Starting state — what the mock services know when the simulation starts (Maria Chen has two $47.50 charges from Bella Cucina on March 5), plus any broader context (a payment-processor outage, a market holiday). This is the world the agent wakes up into.
Actor — whoever triggers the agent and keeps the interaction going. A persona with objectives (a customer pursuing a refund), an incoming webhook payload, a scheduled job. For multi-turn scenarios the actor drives the conversation toward its objectives until they’re met or the turn budget runs out.
Success criteria — boolean checks evaluated against the transcript and final service state. They define what “handled correctly” means for this scenario.

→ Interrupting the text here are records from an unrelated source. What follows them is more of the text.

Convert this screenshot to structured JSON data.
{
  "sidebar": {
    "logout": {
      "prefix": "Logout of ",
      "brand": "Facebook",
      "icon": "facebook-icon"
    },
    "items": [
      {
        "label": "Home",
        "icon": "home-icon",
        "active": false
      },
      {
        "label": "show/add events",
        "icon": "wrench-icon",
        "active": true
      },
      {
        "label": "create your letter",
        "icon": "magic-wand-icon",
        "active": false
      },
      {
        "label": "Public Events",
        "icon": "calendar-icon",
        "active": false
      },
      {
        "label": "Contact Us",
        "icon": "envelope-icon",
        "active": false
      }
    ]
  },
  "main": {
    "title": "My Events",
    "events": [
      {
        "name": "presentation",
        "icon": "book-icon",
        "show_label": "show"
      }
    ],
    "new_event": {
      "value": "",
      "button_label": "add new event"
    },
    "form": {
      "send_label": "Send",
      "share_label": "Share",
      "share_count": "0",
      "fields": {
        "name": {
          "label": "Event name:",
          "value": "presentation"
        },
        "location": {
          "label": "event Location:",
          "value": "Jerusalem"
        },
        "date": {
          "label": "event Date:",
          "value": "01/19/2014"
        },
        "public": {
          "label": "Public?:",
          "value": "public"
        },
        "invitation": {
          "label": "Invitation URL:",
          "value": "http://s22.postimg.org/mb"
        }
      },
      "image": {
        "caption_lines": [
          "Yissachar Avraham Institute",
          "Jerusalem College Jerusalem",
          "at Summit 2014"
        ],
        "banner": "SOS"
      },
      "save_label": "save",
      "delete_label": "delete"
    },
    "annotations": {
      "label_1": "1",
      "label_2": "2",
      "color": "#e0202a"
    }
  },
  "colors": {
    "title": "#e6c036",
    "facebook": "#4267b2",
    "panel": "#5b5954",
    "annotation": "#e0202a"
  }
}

One scenario executed end-to-end against your agent is a simulation.

Assertions

Assertions define what “success” means for an individual scenario — two or three independent boolean checks, evaluated after the simulation completes.

Scenario sets

Scenarios are organized into scenario sets — collections generated or uploaded together. veris scenarios create produces a scenario set containing multiple scenarios plus a grader that matches them.

Graders

Where assertions check scenario-specific outcomes, a grader checks general agent behaviors across a scenario set — hallucination, tool-use correctness, communication quality, and similar patterns. Graders read the same simulation trace assertions do; they just score things that aren’t tied to any one scenario.

Generating scenarios


veris scenarios create
veris scenarios create --num 10
veris scenarios status <SET_ID> --watch

Generation analyzes your agent’s code, identifies its capabilities and service integrations, and produces scenarios that exercise different code paths and edge cases — plus a grader tuned to the set.

Scenario types

When generating from the console, you can bias the distribution toward one type:

Type	What it covers
Mixed (default)	A natural distribution across the other types
Simple	Straightforward happy-path interactions
Complex	Multi-step, multi-service, or multi-actor interactions
Error Handling	Service failures, bad data, tool errors the agent needs to recover from
Edge Case	Unusual or rare-but-legitimate situations
Adversarial	Deceptive, hostile, or agent-breaking actor behavior
Out of Scope	Requests the agent shouldn’t or can’t handle

The CLI’s veris scenarios create today uses the default Mixed distribution.

CLI Commands


# Generate a scenario set and a matching grader
veris scenarios create [--num N] [--env-id ID]
 
# Check generation progress
veris scenarios status <SET_ID> [--watch]
 
# List scenario sets
veris scenarios list [--env-id ID]
 
# Open in console
veris scenarios get <SET_ID>
 
# Delete a scenario set
veris scenarios delete <SET_ID>

Using the console

The Scenarios page lists all scenario sets with their title, status, scenario count, and the grader mapped to the set. Click a scenario set to view individual scenarios and their details.